Taani mengeratkan jaket di tubuhnya menghalau angin malam yang mulai menusuk. Harum maskulin kembali menyeruak di hidungnya.
Kenapa dia lama banget, belajar apaan sih?
Taani tersenyum, menatap pria yang terlihat begitu serius dengan buku di tangannya. Kemudian kembali menopang dagu, mendengarkan cerita pemuda di dekatnya itu.
“Aku pergi dari panti setelah dua hari peristiwa memilukan itu, berbulan bulan hidupku terlunta-lunta, tidur di sembarang tempat, berhari hari menahan lapar hingga aku memutuskan untuk bekerja. Tapi siapa yang akan menerima pemuda yang tidak jelas identitasnya untuk bekerja.”
“Tapi bukankah Tuhan selalu memberikan pertolongan kepada hambanya yang benar benar membutuhkan. Memang tidak secara langsung, tapi pertolongan itu melewati hambanya yang lain. Tuhan mengutus manusia yang berhati malaikat untuk aku, Kak." Dani menunjuk pria berkacamata di bawah pohon, senyumnya mengembang.

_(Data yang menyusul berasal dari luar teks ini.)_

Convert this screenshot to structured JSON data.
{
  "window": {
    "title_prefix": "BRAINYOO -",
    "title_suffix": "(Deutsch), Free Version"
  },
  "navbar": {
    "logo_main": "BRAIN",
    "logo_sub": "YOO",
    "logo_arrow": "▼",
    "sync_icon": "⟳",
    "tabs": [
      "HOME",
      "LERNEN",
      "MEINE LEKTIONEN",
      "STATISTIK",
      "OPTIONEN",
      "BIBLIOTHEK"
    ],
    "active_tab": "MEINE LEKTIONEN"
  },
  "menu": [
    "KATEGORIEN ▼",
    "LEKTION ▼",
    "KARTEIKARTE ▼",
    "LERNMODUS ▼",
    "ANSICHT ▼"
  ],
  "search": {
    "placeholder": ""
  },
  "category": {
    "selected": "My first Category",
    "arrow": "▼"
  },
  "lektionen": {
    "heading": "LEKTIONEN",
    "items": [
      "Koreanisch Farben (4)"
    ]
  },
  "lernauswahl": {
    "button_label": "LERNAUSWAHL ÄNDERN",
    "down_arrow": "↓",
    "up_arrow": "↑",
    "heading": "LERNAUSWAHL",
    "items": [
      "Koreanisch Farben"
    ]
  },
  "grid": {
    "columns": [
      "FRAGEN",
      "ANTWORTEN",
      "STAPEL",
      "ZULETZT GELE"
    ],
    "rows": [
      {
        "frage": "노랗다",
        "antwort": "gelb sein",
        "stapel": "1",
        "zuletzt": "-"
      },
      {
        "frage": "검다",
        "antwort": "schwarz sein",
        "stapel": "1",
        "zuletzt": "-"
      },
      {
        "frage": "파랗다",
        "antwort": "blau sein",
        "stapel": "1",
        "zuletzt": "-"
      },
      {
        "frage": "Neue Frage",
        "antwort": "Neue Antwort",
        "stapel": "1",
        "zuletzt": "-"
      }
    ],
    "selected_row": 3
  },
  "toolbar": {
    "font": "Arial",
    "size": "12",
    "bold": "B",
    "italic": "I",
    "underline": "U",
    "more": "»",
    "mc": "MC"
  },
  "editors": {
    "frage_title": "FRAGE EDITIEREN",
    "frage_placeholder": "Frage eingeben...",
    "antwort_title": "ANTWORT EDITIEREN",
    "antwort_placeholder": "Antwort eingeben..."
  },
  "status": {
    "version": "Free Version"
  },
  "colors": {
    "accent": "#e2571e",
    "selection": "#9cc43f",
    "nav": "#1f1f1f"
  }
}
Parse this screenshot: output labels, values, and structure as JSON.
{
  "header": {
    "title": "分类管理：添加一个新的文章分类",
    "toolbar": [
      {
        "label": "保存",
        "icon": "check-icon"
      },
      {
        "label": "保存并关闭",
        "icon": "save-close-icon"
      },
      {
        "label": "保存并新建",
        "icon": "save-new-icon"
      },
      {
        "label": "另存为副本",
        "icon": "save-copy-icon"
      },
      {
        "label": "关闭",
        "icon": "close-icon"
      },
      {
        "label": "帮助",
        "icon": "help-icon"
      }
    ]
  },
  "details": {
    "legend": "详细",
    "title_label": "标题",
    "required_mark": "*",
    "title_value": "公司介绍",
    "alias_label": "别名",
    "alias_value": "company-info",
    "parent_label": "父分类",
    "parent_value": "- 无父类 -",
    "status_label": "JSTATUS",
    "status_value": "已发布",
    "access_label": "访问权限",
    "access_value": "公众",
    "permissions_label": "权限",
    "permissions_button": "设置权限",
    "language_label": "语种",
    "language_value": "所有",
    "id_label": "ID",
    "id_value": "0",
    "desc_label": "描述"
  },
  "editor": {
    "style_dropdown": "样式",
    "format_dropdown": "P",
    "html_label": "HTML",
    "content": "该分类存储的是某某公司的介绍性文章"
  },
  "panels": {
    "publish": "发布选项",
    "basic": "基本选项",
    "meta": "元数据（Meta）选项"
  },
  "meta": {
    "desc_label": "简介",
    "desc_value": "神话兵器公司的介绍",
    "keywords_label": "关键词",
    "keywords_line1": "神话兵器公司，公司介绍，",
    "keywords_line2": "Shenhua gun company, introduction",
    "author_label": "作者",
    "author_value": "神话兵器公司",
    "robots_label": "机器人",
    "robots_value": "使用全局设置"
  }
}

"Dia manusia yang di utus Tuhan untuk menolongku. Pagi itu aku benar benar merasa akan mati karena kelaparan, aku sudah siap meninggalkan dunia yang tidak adil untuk ku."
"Tapi aku salah Kak, ternyata hidupku masih berlanjut, saat itu aku terbangun karena merasa ada yang menusuk nusuk pipiku, dengan senyum hangatnya malaikat itu membantuku untuk duduk. Menyuapiku, seolah tahu bahwa aku benar benar sangat kelaparan."
Suasana lenggang, suara deru kendaraan terdengar di ujung jalan.
“Bang Rizwan mengajakku untuk tinggal di rumah singgah yang di asuh oleh temannya, dia merawat ku seperti seorang Ayah." Dani membuang ingusnya kasar.
”Maafkan aku kakak ipar, aku lemah kalau udah ngebahas Bang Rizwan”
“Awalnya aku bosan tinggal di rumah singgah, hingga diam diam aku pergi dari rumah singgah membawa gitar usang milik si bodoh itu.” Menunjuk pemuda di bawah pohon, yang tengah serius dengan buku di tangannya.
“Aku mencuri gitar miliknya Kak, aku sudah beberapa kali bicara pada Bang Rizwan bahwa aku bosan berada di rumah singgah, setiap hari hanya belajar dan belajar, mungkin itu efek dari kehidupan bebas ku di jalanan selama berbulan bulan.”
“Hingga tanpa sepengetahuanku, takdir kembali berjalan tidak sesuai keinginanku." Dani menunjukan bekas luka yang sudah terlihat samar di lengannya.
“Pagi itu setelah aku memutuskan untuk kabur dari rumah singgah, Bang Rizwan menemukanku terkapar di dekat kantornya” Dani berdehem.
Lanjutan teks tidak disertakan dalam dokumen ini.